A proposta autoriza a emissão de ações ordinárias e preferenciais, com preço de R$ 5,36 por papel em subscrição privada. Com a operação, o capital social do banco poderá passar dos atuais R$ 2,344 bilhões para, no mínimo, R$ 2,88 bilhões. No cenário máximo projetado, o capital poderá atingir R$ 11,16 bilhões.
Segundo o banco, a capitalização busca assegurar níveis adequados de solvência, ampliar a capacidade de crescimento das operações e fortalecer indicadores prudenciais e patrimoniais. Os acionistas também autorizaram o Conselho de Administração a adotar as providências necessárias para executar a operação.
Durante a assembleia, foram homologadas as nomeações de Nelson Antônio de Souza para a presidência da instituição e de Joaquim Lima de Oliveira e Sergio Iunes Brito para o Conselho de Administração.
Criado em 1964, o BRB enfrenta forte turbulência desde que a Polícia Federal revelou suspeitas de fraudes financeiras ligadas à compra de créditos do Banco Master. A investigação resultou na prisão do controlador do banco privado, Daniel Vorcaro, e no afastamento e prisão do ex-presidente do BRB, Paulo Henrique Costa, investigado por crimes financeiros, corrupção, lavagem de dinheiro e organização criminosa.

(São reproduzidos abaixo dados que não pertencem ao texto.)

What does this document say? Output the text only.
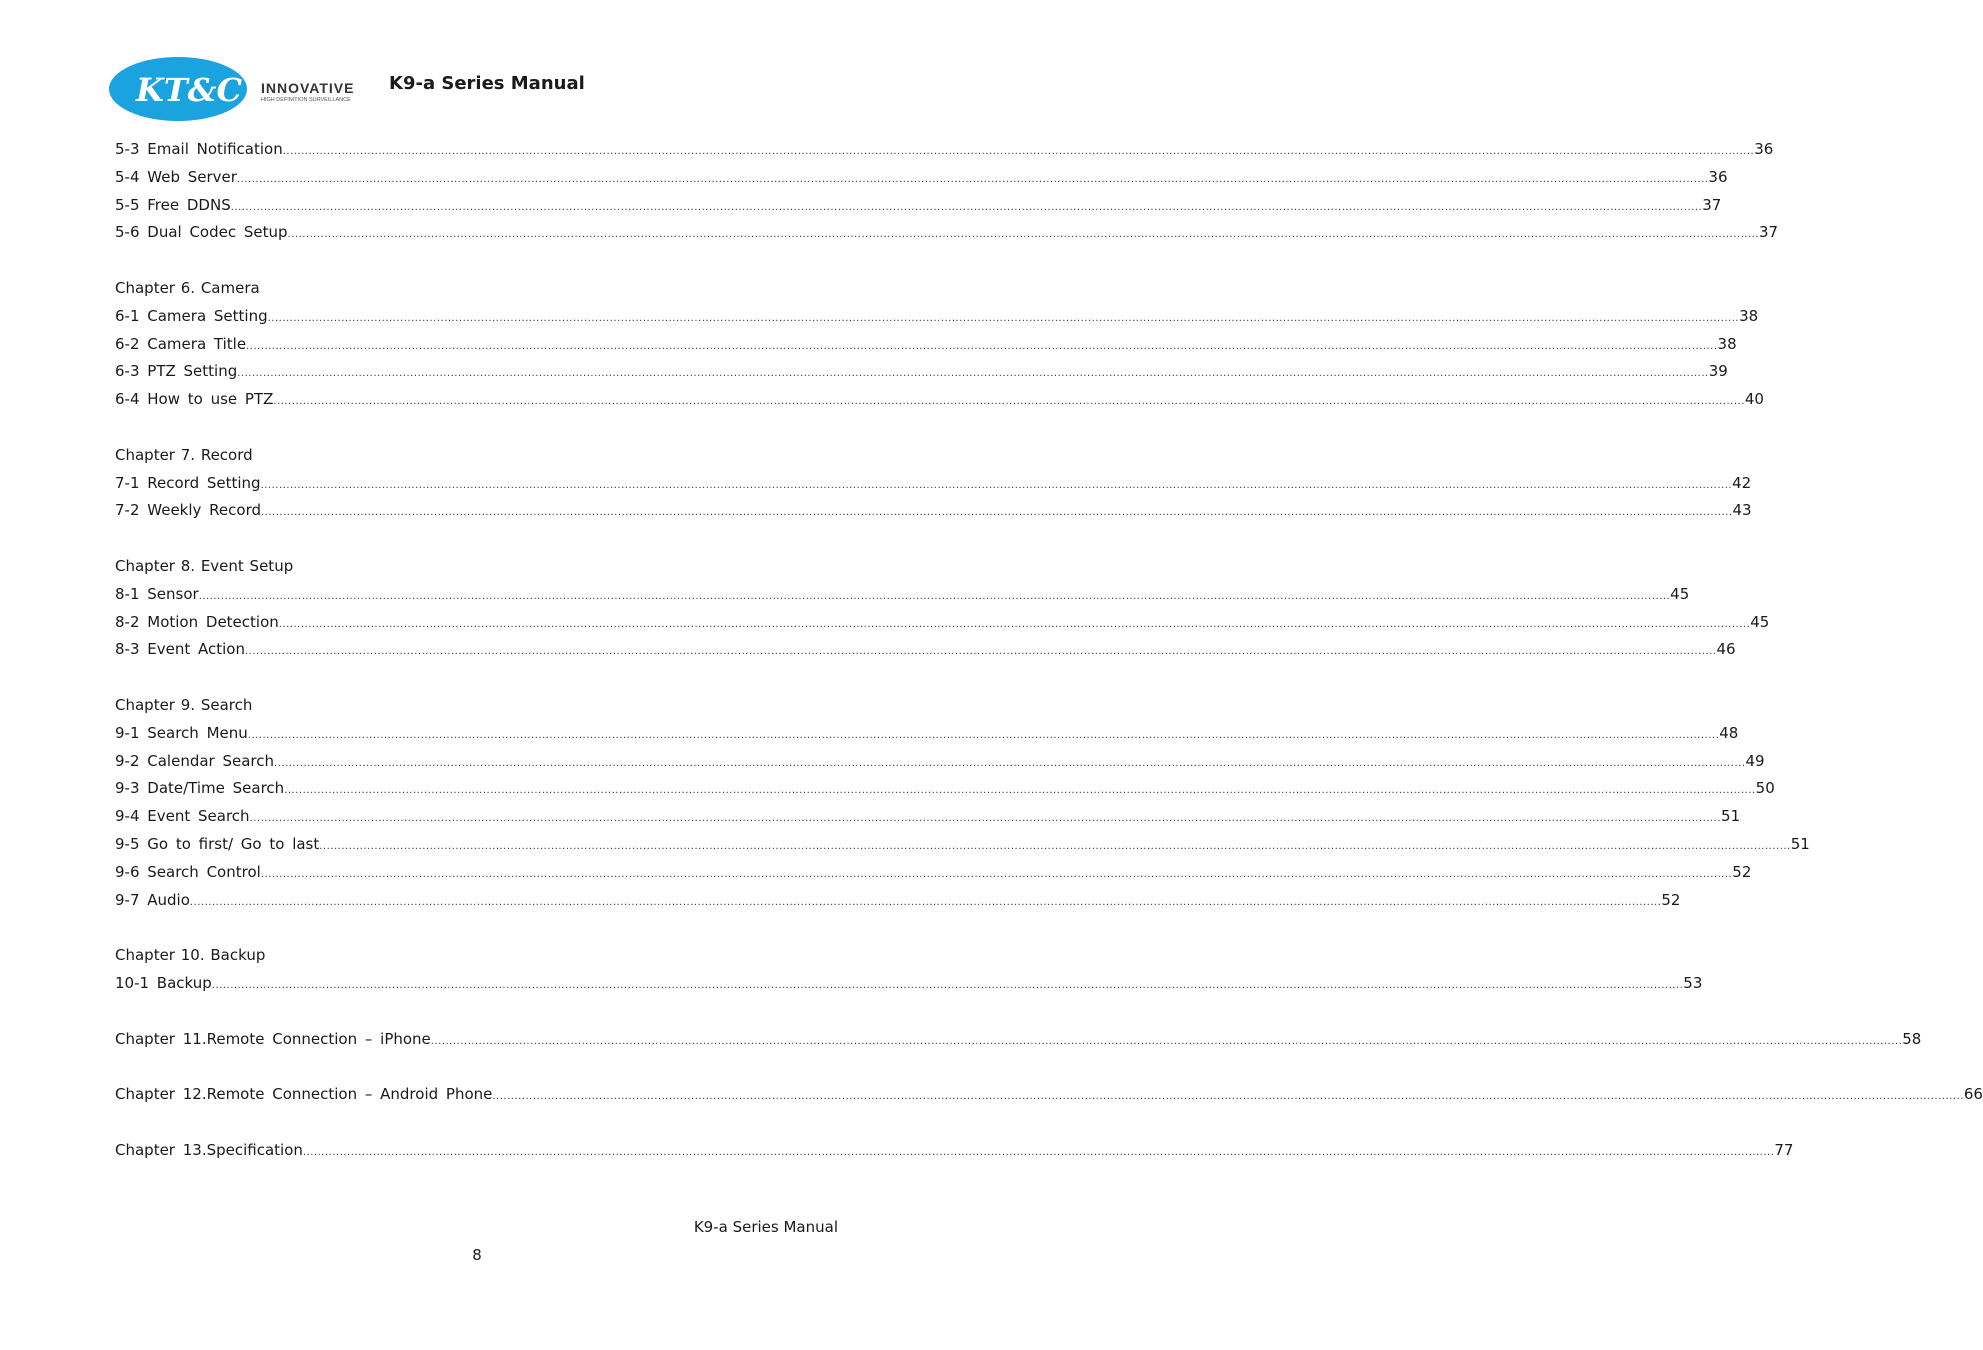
KT&C INNOVATIVE
HIGH DEFINITION SURVEILLANCE
K9-a Series Manual
5-3 Email Notification ................................................................................................................................................................................................................................................................................................................................................................................................................ 36
5-4 Web Server ................................................................................................................................................................................................................................................................................................................................................................................................................ 36
5-5 Free DDNS ................................................................................................................................................................................................................................................................................................................................................................................................................ 37
5-6 Dual Codec Setup ................................................................................................................................................................................................................................................................................................................................................................................................................ 37
Chapter 6. Camera
6-1 Camera Setting ................................................................................................................................................................................................................................................................................................................................................................................................................ 38
6-2 Camera Title ................................................................................................................................................................................................................................................................................................................................................................................................................ 38
6-3 PTZ Setting ................................................................................................................................................................................................................................................................................................................................................................................................................ 39
6-4 How to use PTZ ................................................................................................................................................................................................................................................................................................................................................................................................................ 40
Chapter 7. Record
7-1 Record Setting ................................................................................................................................................................................................................................................................................................................................................................................................................ 42
7-2 Weekly Record ................................................................................................................................................................................................................................................................................................................................................................................................................ 43
Chapter 8. Event Setup
8-1 Sensor ................................................................................................................................................................................................................................................................................................................................................................................................................ 45
8-2 Motion Detection ................................................................................................................................................................................................................................................................................................................................................................................................................ 45
8-3 Event Action ................................................................................................................................................................................................................................................................................................................................................................................................................ 46
Chapter 9. Search
9-1 Search Menu ................................................................................................................................................................................................................................................................................................................................................................................................................ 48
9-2 Calendar Search ................................................................................................................................................................................................................................................................................................................................................................................................................ 49
9-3 Date/Time Search ................................................................................................................................................................................................................................................................................................................................................................................................................ 50
9-4 Event Search ................................................................................................................................................................................................................................................................................................................................................................................................................ 51
9-5 Go to first/ Go to last ................................................................................................................................................................................................................................................................................................................................................................................................................ 51
9-6 Search Control ................................................................................................................................................................................................................................................................................................................................................................................................................ 52
9-7 Audio ................................................................................................................................................................................................................................................................................................................................................................................................................ 52
Chapter 10. Backup
10-1 Backup ................................................................................................................................................................................................................................................................................................................................................................................................................ 53
Chapter 11.Remote Connection – iPhone ................................................................................................................................................................................................................................................................................................................................................................................................................ 58
Chapter 12.Remote Connection – Android Phone ................................................................................................................................................................................................................................................................................................................................................................................................................ 66
Chapter 13.Specification ................................................................................................................................................................................................................................................................................................................................................................................................................ 77
K9-a Series Manual
8
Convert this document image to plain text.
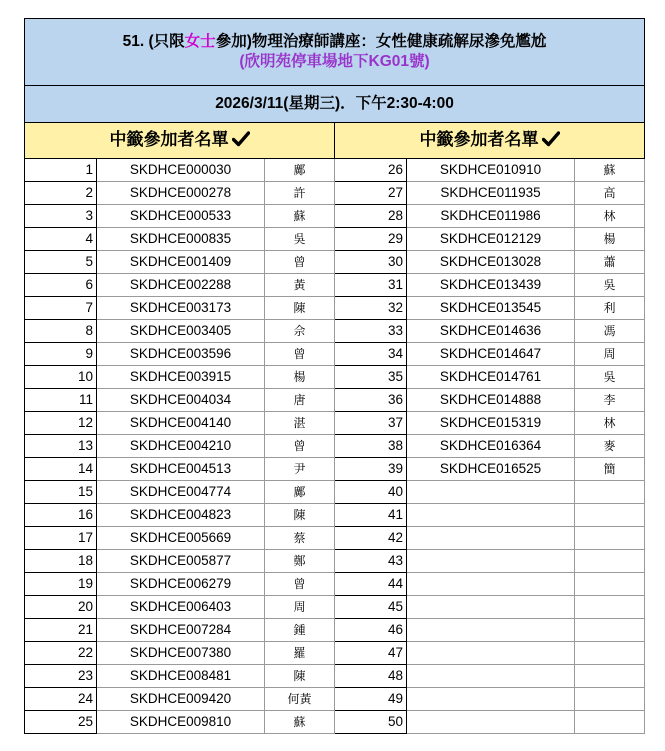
51. (只限女士參加)物理治療師講座：女性健康疏解尿滲免尷尬
(欣明苑停車場地下KG01號)					

2026/3/11(星期三)．下午2:30-4:00					
中籤參加者名單			中籤參加者名單		
1	SKDHCE000030	鄺	26	SKDHCE010910	蘇
2	SKDHCE000278	許	27	SKDHCE011935	高
3	SKDHCE000533	蘇	28	SKDHCE011986	林
4	SKDHCE000835	吳	29	SKDHCE012129	楊
5	SKDHCE001409	曾	30	SKDHCE013028	蕭
6	SKDHCE002288	黃	31	SKDHCE013439	吳
7	SKDHCE003173	陳	32	SKDHCE013545	利
8	SKDHCE003405	佘	33	SKDHCE014636	馮
9	SKDHCE003596	曾	34	SKDHCE014647	周
10	SKDHCE003915	楊	35	SKDHCE014761	吳
11	SKDHCE004034	唐	36	SKDHCE014888	李
12	SKDHCE004140	湛	37	SKDHCE015319	林
13	SKDHCE004210	曾	38	SKDHCE016364	麥
14	SKDHCE004513	尹	39	SKDHCE016525	簡
15	SKDHCE004774	鄺	40		
16	SKDHCE004823	陳	41		
17	SKDHCE005669	蔡	42		
18	SKDHCE005877	鄭	43		
19	SKDHCE006279	曾	44		
20	SKDHCE006403	周	45		
21	SKDHCE007284	鍾	46		
22	SKDHCE007380	羅	47		
23	SKDHCE008481	陳	48		
24	SKDHCE009420	何黃	49		
25	SKDHCE009810	蘇	50		
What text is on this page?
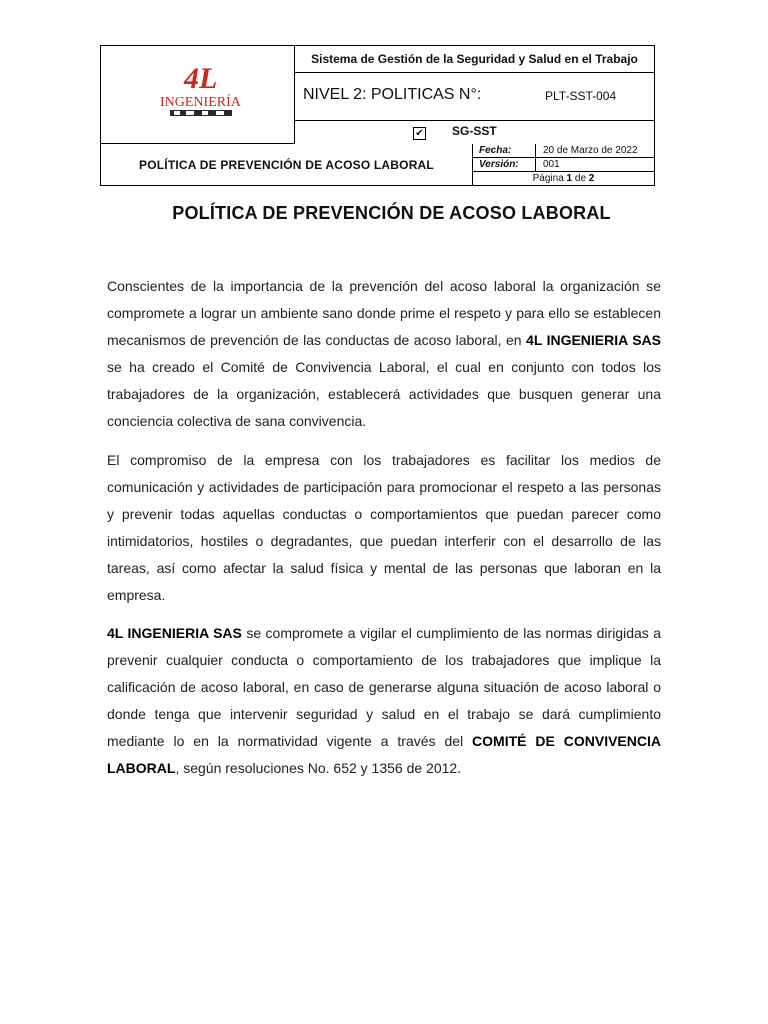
4L
INGENIERÍA
Sistema de Gestión de la Seguridad y Salud en el Trabajo
NIVEL 2: POLITICAS N°:	PLT-SST-004
✔ SG-SST
POLÍTICA DE PREVENCIÓN DE ACOSO LABORAL
Fecha:	20 de Marzo de 2022
Versión: 001
Página 1 de 2
POLÍTICA DE PREVENCIÓN DE ACOSO LABORAL

Conscientes de la importancia de la prevención del acoso laboral la organización se compromete a lograr un ambiente sano donde prime el respeto y para ello se establecen mecanismos de prevención de las conductas de acoso laboral, en 4L INGENIERIA SAS se ha creado el Comité de Convivencia Laboral, el cual en conjunto con todos los trabajadores de la organización, establecerá actividades que busquen generar una conciencia colectiva de sana convivencia.

El compromiso de la empresa con los trabajadores es facilitar los medios de comunicación y actividades de participación para promocionar el respeto a las personas y prevenir todas aquellas conductas o comportamientos que puedan parecer como intimidatorios, hostiles o degradantes, que puedan interferir con el desarrollo de las tareas, así como afectar la salud física y mental de las personas que laboran en la empresa.

4L INGENIERIA SAS se compromete a vigilar el cumplimiento de las normas dirigidas a prevenir cualquier conducta o comportamiento de los trabajadores que implique la calificación de acoso laboral, en caso de generarse alguna situación de acoso laboral o donde tenga que intervenir seguridad y salud en el trabajo se dará cumplimiento mediante lo en la normatividad vigente a través del COMITÉ DE CONVIVENCIA LABORAL, según resoluciones No. 652 y 1356 de 2012.
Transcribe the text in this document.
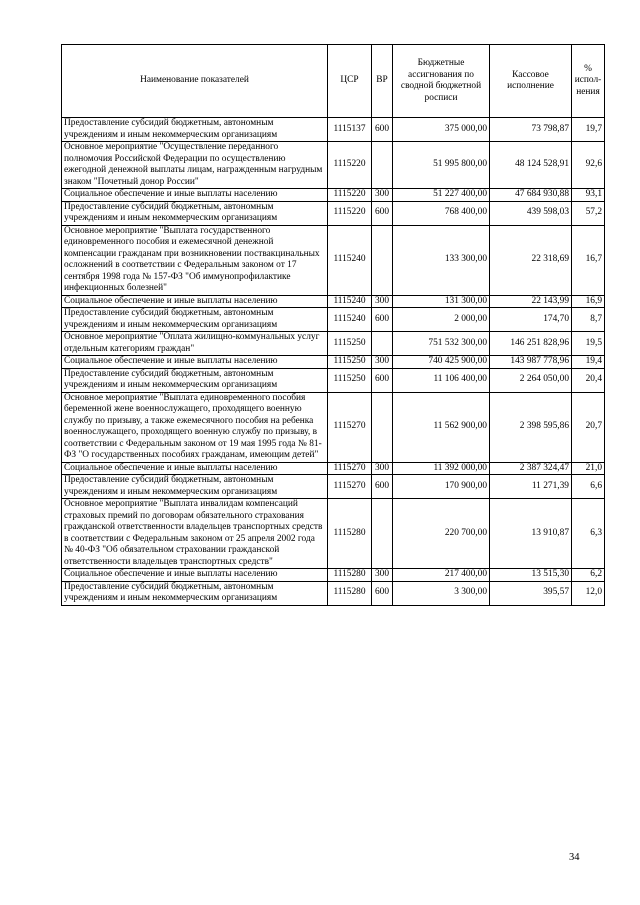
Наименование показателей	ЦСР	ВР	Бюджетные ассигнования по сводной бюджетной росписи	Кассовое исполнение	% испол-нения
Предоставление субсидий бюджетным, автономным учреждениям и иным некоммерческим организациям	1115137	600	375 000,00	73 798,87	19,7
Основное мероприятие "Осуществление переданного полномочия Российской Федерации по осуществлению ежегодной денежной выплаты лицам, награжденным нагрудным знаком "Почетный донор России"	1115220		51 995 800,00	48 124 528,91	92,6
Социальное обеспечение и иные выплаты населению	1115220	300	51 227 400,00	47 684 930,88	93,1
Предоставление субсидий бюджетным, автономным учреждениям и иным некоммерческим организациям	1115220	600	768 400,00	439 598,03	57,2
Основное мероприятие "Выплата государственного единовременного пособия и ежемесячной денежной компенсации гражданам при возникновении поствакцинальных осложнений в соответствии с Федеральным законом от 17 сентября 1998 года № 157-ФЗ "Об иммунопрофилактике инфекционных болезней"	1115240		133 300,00	22 318,69	16,7
Социальное обеспечение и иные выплаты населению	1115240	300	131 300,00	22 143,99	16,9
Предоставление субсидий бюджетным, автономным учреждениям и иным некоммерческим организациям	1115240	600	2 000,00	174,70	8,7
Основное мероприятие "Оплата жилищно-коммунальных услуг отдельным категориям граждан"	1115250		751 532 300,00	146 251 828,96	19,5
Социальное обеспечение и иные выплаты населению	1115250	300	740 425 900,00	143 987 778,96	19,4
Предоставление субсидий бюджетным, автономным учреждениям и иным некоммерческим организациям	1115250	600	11 106 400,00	2 264 050,00	20,4
Основное мероприятие "Выплата единовременного пособия беременной жене военнослужащего, проходящего военную службу по призыву, а также ежемесячного пособия на ребенка военнослужащего, проходящего военную службу по призыву, в соответствии с Федеральным законом от 19 мая 1995 года № 81-ФЗ "О государственных пособиях гражданам, имеющим детей"	1115270		11 562 900,00	2 398 595,86	20,7
Социальное обеспечение и иные выплаты населению	1115270	300	11 392 000,00	2 387 324,47	21,0
Предоставление субсидий бюджетным, автономным учреждениям и иным некоммерческим организациям	1115270	600	170 900,00	11 271,39	6,6
Основное мероприятие "Выплата инвалидам компенсаций страховых премий по договорам обязательного страхования гражданской ответственности владельцев транспортных средств в соответствии с Федеральным законом от 25 апреля 2002 года № 40-ФЗ "Об обязательном страховании гражданской ответственности владельцев транспортных средств"	1115280		220 700,00	13 910,87	6,3
Социальное обеспечение и иные выплаты населению	1115280	300	217 400,00	13 515,30	6,2
Предоставление субсидий бюджетным, автономным учреждениям и иным некоммерческим организациям	1115280	600	3 300,00	395,57	12,0
34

No início da semana, o banco anunciou memorando de entendimento com a gestora Quadra Capital para alienar ativos adquiridos do Banco Master. Pela proposta, a gestora pagaria à vista entre R$ 3 bilhões e R$ 4 bilhões pelos créditos e poderia desembolsar outros R$ 11 bilhões ou R$ 12 bilhões, conforme o desempenho da cobrança desses ativos.
A operação prevê a criação de um fundo de investimento para gestão e monetização dos créditos, com participação do BRB e da Quadra. A transação ainda depende de análise do Banco Central do Brasil.
Especialistas avaliam que o aumento de capital e a tentativa de reorganização dos ativos podem aliviar pressões de curto prazo, mas não eliminam desafios estruturais enfrentados pela instituição.
O economista César Bergo afirmou que o acordo pode dar fôlego ao banco, mas indicou necessidade de outras medidas, incluindo ajustes na estratégia de negócios, reforço de governança e reestruturação financeira.
A capitalização aprovada é vista como passo relevante para tentar restaurar confiança no banco estatal e ampliar margem para enfrentar os impactos das investigações, em um momento em que o BRB busca preservar operações, reduzir riscos e reconstruir sua credibilidade no mercado.